It's November, which means election season is here yet again. On Tuesday, voters in Virginia head to the polls to vote in a tight governor's race. That race could tell us something about the state of the Democratic and Republican Parties nationally. On the Democratic side, the party's been in turmoil since last election season, and those wounds are still raw. Earlier this week, the former head of the Democratic National Committee, Donna Brazile, wrote in an excerpt from her new book that Hillary Clinton's campaign effectively took control of the DNC before Clinton had won the nomination in 2016. And then when asked by CNN's Jake Tapper to respond, Senator Elizabeth Warren, one of the Democratic Party leaders, said this.

(SOUNDBITE OF ARCHIVED RECORDING)

JAKE TAPPER: Very quickly, Senator, do you agree with the notion that it was rigged?

ELIZABETH WARREN: Yes.

KING: Now, we should say the DNC has pushed back against these claims, but we wanted to know what all of this infighting means. So we're joined now by journalist Susan Glasser. She's been writing for The New Yorker about all of the finger-pointing in the Democratic Party. Susan, thanks for coming in.

SUSAN GLASSER: Oh, thank you so much for having me.

KING: So, Susan, it's been almost a year since the election that sent Donald Trump to the White House. Is it fair to say that the Democratic Party's still trying to figure out how that happened?

GLASSER: Isn't it amazing that it's been a full year? And it feels in many ways that the state of the Democratic debate is pretty much where we left it after maybe the initial shock and, you know, dismay of the first 24 hours in many ways. That's what I'm struck by is that you still have a Democratic Party that is, in some ways, finding it easier to argue over Hillary Clinton than it is to really look in the mirror and say, well, what - are we going to be going forward? And so you have this kind of finger-pointing going on about, you know, did Clinton take over the DNC?

In my piece for The New Yorker, I wrote about the concerns of Stanley Greenberg, the pollster for Bill Clinton, about how the Hillary Clinton campaign was run. But in truth, what interested me was going forward it's unresolved what kind of party it wants to be. How much is being that party of anti-Trump the new identity for the Democratic Party?

KING: Your latest story on the struggle inside of the Democratic Party came out before the book excerpt by Donna Brazile and before the comments by Senator Elizabeth Warren saying that the system was, quote, "rigged." What do those comments tell you about what's going on with the Democrats?

GLASSER: I think a lot of people interpreted Senator Elizabeth Warren as reading the tea leaves and seeing where the Democratic Party is headed. The energy is clearly still with the Bernie Sanders wing of the party even though it was Clinton who won both the primary and, in terms of popular vote, the general election. And I think that's the real divide inside the party today is a concern that an effort to blame Hillary Clinton for last year's electoral defeat, will the party move left in a way that makes it unelectable?

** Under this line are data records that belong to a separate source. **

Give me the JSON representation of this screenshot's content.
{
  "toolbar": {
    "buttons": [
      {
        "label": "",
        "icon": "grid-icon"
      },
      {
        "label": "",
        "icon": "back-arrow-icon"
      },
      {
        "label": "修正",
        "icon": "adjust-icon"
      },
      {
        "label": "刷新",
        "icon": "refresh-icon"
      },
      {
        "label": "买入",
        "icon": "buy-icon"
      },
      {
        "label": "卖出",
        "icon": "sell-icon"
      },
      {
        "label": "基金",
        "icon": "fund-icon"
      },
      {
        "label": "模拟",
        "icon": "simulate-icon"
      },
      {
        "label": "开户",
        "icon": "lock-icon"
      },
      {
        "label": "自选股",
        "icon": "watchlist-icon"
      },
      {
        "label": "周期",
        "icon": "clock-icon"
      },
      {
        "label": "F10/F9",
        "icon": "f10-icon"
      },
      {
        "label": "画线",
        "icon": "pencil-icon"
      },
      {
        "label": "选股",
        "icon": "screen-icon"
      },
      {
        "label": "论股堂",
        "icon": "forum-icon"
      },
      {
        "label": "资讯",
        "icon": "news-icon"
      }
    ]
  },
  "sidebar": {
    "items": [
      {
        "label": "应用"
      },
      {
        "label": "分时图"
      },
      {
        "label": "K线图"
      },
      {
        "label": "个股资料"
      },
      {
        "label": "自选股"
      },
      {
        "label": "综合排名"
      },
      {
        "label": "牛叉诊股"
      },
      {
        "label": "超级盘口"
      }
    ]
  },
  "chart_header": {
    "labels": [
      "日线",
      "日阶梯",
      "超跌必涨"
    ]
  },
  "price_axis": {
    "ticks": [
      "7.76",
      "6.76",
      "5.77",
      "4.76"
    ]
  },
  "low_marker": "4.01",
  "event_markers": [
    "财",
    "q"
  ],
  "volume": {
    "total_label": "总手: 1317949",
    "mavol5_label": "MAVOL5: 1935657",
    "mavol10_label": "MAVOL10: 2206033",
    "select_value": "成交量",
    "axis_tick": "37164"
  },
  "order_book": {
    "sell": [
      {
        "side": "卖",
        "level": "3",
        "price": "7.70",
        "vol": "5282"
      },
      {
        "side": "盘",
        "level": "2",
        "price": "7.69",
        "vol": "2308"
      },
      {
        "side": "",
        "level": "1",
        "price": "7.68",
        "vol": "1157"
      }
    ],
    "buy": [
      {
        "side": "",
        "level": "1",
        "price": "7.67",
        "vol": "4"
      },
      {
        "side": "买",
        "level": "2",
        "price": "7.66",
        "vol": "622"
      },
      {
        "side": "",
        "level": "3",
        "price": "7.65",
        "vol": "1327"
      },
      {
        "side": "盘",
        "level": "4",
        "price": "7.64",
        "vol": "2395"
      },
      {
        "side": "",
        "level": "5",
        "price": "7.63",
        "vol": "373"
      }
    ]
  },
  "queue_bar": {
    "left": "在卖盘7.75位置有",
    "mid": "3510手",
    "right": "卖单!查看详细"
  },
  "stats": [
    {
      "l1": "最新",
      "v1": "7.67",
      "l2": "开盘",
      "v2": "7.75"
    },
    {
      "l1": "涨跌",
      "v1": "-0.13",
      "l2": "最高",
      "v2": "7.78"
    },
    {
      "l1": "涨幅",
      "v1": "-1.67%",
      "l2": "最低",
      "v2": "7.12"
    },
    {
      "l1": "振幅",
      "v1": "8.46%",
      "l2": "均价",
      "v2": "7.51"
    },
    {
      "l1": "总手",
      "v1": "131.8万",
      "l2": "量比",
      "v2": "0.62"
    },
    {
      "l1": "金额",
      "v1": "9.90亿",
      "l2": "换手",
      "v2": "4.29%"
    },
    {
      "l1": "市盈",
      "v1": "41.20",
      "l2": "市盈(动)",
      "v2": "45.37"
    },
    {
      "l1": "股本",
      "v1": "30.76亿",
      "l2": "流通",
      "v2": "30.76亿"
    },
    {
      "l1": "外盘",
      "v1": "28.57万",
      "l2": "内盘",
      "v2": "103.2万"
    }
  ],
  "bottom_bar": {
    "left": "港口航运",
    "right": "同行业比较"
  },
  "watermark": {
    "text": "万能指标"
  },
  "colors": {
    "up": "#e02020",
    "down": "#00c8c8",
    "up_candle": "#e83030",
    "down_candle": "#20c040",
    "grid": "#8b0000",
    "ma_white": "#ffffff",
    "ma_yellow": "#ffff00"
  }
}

You already see some people writing pieces. For example Doug Sosnik, Bill Clinton's former White House political director, wrote a piece in The Washington Post recently saying Trump could win re-election. And so, you know, in a way, the sort of heated finger-pointing about 2016 and the faults and liabilities of Hillary Clinton as a candidate really distracts from the question about the ideological center of gravity in the Democratic Party.

KING: A very important governor's race in Virginia this week. The governor's race is pretty much in a dead heat depending on which polls you look at. How important is this race in the minds of party leaders nationally?

GLASSER: So I think psychologically, it's a huge deal because it comes right in the middle of this intraparty fight over how to handle Trump's victory of a year ago and the electoral defeat. And it was interesting, a few weeks ago when I spoke with Democratic pollster Stanley Greenberg for my New Yorker piece, he was at that time already ahead of the curve and saying Ralph Northam is running just like Hillary Clinton.

KING: Ralph Northam, the Democratic candidate?

GLASSER: The Democratic nominee. He ceded the economic issue to the Republicans. And if we do that as Democrats, we fail. Now, again, this is a wing of the Democratic Party that goes all the way back to Bill Clinton's victory in 1992. It's the economy, stupid. That was James Carville's mantra. They still hold to it. And they really think that you have a big problem when you're following an incumbent, right?

So Hillary Clinton's problem, in Greenberg's view, was that she couldn't cut loose Obama, that there were a lot of angry and worried people out there in the country who felt this economic dislocation. And yet Hillary Clinton felt bound not to reject Obama. And, you know, she talked about finishing the job. Obama went out there, campaigned for her, talked about finishing the job.

Well, here in Virginia, we have a microcosm of that, right? You have Terry McAuliffe, the Democratic governor, a close ally, of course, and friend of the Clintons over many years. You have someone following him who's saying things are good in Virginia. And that, of course, has left this opening for Republicans to continue a kind of economic populism as part of their message.

GLASSER: So history repeating itself in some interesting ways.

GLASSER: Well, we'll see. Hillary Clinton did win Virginia last year in the presidential race. Obviously, it has an outgoing Democratic governor. I ran into the governor, Terry McAuliffe, at MSNBC's studio yesterday. He said to me, well, I know it's tight. It's tighter than it should be, but I think we're going to win by three points.

KING: (Laughter).

GLASSER: So we'll see (laughter).

KING: Susan Glasser is a contributing writer for The New Yorker and is Politico's chief international affairs columnist. She was nice to come into the studio for us. Thank you, Susan.